Let's just go over one more time what we know for sure. When the icon of sin got unleashed a storm was made on urdak. When the icon of sin died the storm went away, just because it didn't dissipate on immediately doesn't prove that he wasn't the cause of it. We know the storm is an immediate reaction but not an immediate dissipation as shown on urdak because the icon left the entire dimension as soon as he made the storm and it was still there the whole time.
 
I see that. Not denying it isn't there right then and there but later in that same cutscene it shows it gone from the orbital view.
 
@DTG

The oribital shot shown through the portal leading to Earth from Urdak doesn't show a planetary storm either, even though the Icon is alive and on Earth at that time.

@Kieran

Mixed
 
@kireanH10

I try not to respond with sarcasm in text chat that's how things get derailed and I especially don't respond to another sarcastic remark with sarcasm.

@dienomite22

Ok, let's look at it from this perspective. We all agree that the icon creates storms and that there was a storm before he arrived on earth.

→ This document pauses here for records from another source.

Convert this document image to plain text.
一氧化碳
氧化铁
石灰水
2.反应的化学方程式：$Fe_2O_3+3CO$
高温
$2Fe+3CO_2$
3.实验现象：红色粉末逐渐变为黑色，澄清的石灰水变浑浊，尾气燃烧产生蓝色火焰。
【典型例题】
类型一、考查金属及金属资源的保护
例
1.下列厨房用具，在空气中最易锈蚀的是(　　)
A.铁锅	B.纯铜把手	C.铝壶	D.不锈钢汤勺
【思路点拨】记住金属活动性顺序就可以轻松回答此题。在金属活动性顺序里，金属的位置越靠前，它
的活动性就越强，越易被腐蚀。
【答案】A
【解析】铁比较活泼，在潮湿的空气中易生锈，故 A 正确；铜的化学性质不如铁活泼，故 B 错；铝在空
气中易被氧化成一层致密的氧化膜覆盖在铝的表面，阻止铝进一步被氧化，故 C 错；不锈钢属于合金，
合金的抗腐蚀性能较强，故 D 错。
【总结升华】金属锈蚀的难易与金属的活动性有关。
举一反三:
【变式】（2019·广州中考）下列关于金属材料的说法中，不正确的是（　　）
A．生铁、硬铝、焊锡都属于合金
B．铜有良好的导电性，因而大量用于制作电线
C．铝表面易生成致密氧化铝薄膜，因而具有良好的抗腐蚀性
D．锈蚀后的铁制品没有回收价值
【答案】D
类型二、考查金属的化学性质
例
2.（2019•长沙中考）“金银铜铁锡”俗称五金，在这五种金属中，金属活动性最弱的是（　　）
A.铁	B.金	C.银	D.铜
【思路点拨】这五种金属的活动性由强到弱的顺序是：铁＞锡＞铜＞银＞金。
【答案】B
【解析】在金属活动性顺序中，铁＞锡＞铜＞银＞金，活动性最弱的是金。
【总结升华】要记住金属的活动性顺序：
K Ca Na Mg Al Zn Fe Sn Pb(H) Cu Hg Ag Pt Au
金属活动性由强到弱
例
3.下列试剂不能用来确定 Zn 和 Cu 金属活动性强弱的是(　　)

So how ever you look at it, that specific view of earth from urdak would be wrong. We do see the storm before the game starts from the orbital view and at the end of the game we see the same view but with the storm gone. You dispute it with 2 points, the first one was the dissipation happened over the course of the game from getting rid of the demonic presence. However, we don't have any proof that the demonic presence is the one that makes the storms that quickly as the icon, the icon took seconds the demonic presence took months. Second point, the storm never went away as shown in the game, for that one you just need to look at my previous point. So within the context of the fact that the icon can undisputedly create storms and the fact that we see the storm gone in the end cutscene leads us to one conclusion.